Robert Lewandowski trifft und trifft - aber sonst?

Zum wiederholten Male aber bestanden nur lose Verbindungen zwischen den Spielern. War der einzige Automatismus, Robert Lewandowski zum Torerfolg zu gratulieren. Der Stürmer traf an jedem der ersten neun Spieltage, was zuvor noch keinem anderen Spieler in der Bundesliga gelang. Sein Treffer gegen Berlin entsprang der unfreiwilligen Vorarbeit von Unions Felix Kroos (53.). Für die Münchner Führung hatte in der ersten Halbzeit Benjamin Pavard mit einem sehenswerten Spannschlag in die verwaiste Tormitte gesorgt, nachdem eine Faustabwehr von Keeper Rafal Gikiewicz vor seinen Füßen gelandet war.

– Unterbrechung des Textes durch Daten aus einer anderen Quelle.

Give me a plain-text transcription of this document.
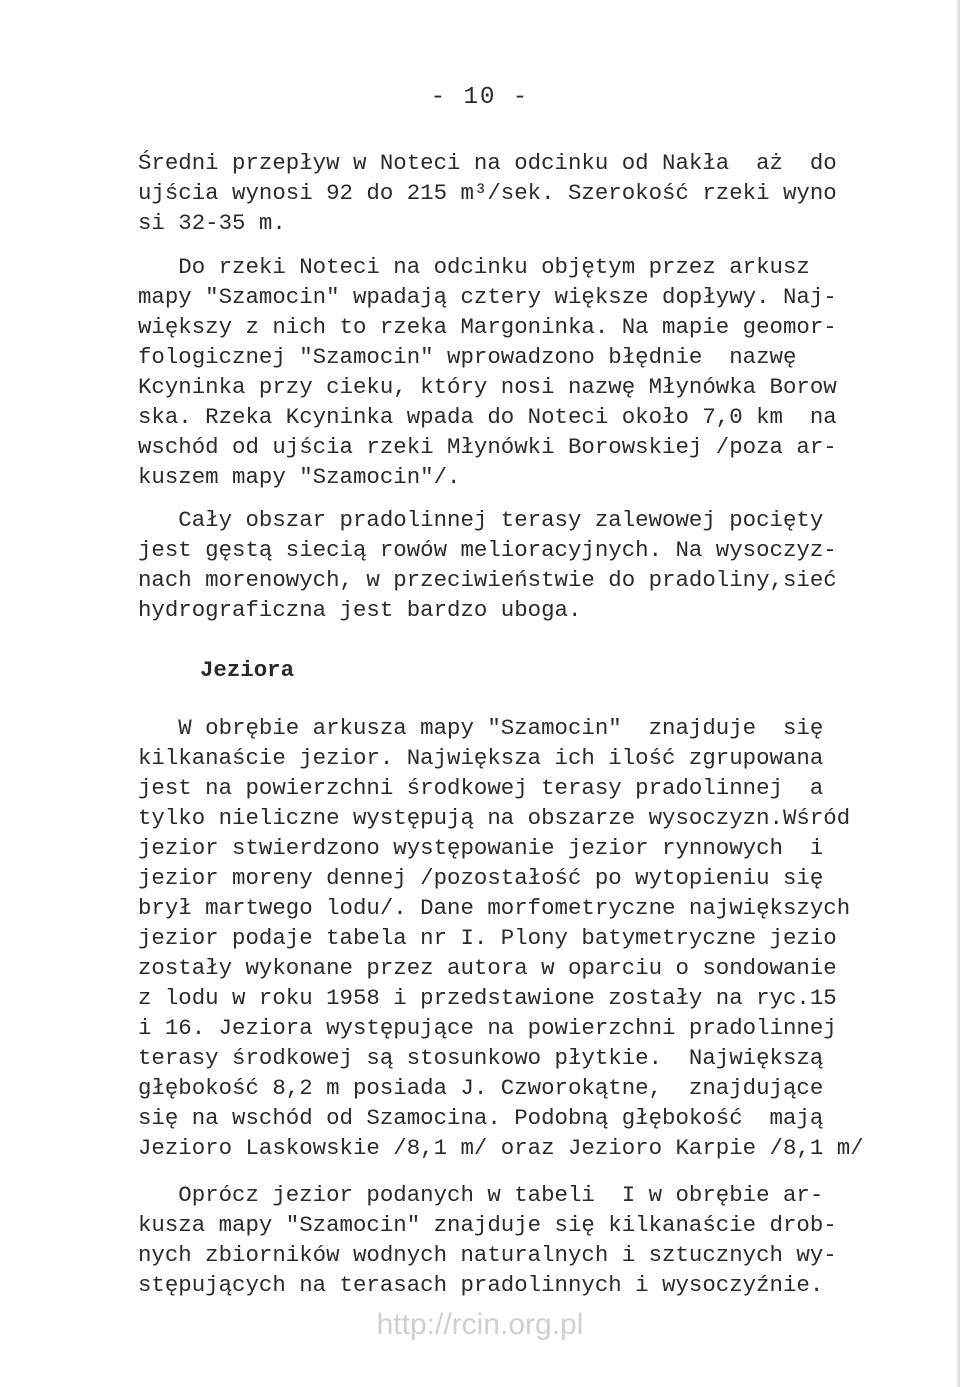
- 10 -
Średni przepływ w Noteci na odcinku od Nakła  aż  do
ujścia wynosi 92 do 215 m³/sek. Szerokość rzeki wyno
si 32-35 m.
Do rzeki Noteci na odcinku objętym przez arkusz
mapy "Szamocin" wpadają cztery większe dopływy. Naj-
większy z nich to rzeka Margoninka. Na mapie geomor-
fologicznej "Szamocin" wprowadzono błędnie  nazwę
Kcyninka przy cieku, który nosi nazwę Młynówka Borow
ska. Rzeka Kcyninka wpada do Noteci około 7,0 km  na
wschód od ujścia rzeki Młynówki Borowskiej /poza ar-
kuszem mapy "Szamocin"/.
Cały obszar pradolinnej terasy zalewowej pocięty
jest gęstą siecią rowów melioracyjnych. Na wysoczyz-
nach morenowych, w przeciwieństwie do pradoliny,sieć
hydrograficzna jest bardzo uboga.
Jeziora
W obrębie arkusza mapy "Szamocin"  znajduje  się
kilkanaście jezior. Największa ich ilość zgrupowana
jest na powierzchni środkowej terasy pradolinnej  a
tylko nieliczne występują na obszarze wysoczyzn.Wśród
jezior stwierdzono występowanie jezior rynnowych  i
jezior moreny dennej /pozostałość po wytopieniu się
brył martwego lodu/. Dane morfometryczne największych
jezior podaje tabela nr I. Plony batymetryczne jezio
zostały wykonane przez autora w oparciu o sondowanie
z lodu w roku 1958 i przedstawione zostały na ryc.15
i 16. Jeziora występujące na powierzchni pradolinnej
terasy środkowej są stosunkowo płytkie.  Największą
głębokość 8,2 m posiada J. Czworokątne,  znajdujące
się na wschód od Szamocina. Podobną głębokość  mają
Jezioro Laskowskie /8,1 m/ oraz Jezioro Karpie /8,1 m/
Oprócz jezior podanych w tabeli  I w obrębie ar-
kusza mapy "Szamocin" znajduje się kilkanaście drob-
nych zbiorników wodnych naturalnych i sztucznych wy-
stępujących na terasach pradolinnych i wysoczyźnie.
http://rcin.org.pl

Vor nicht allzu langer Zeit schonten Gegner in Anbetracht der zu erwartenden Chancenlosigkeit ihre besten Spieler gegen die Münchner. Mittlerweile machen sich viele Gegner vage Hoffnungen. Am Dienstag gastiert man in der zweiten Pokalrunde in Bochum, Drittletzter der zweiten Liga. Ein zeternder Neuer ist da eher nicht zu erwarten.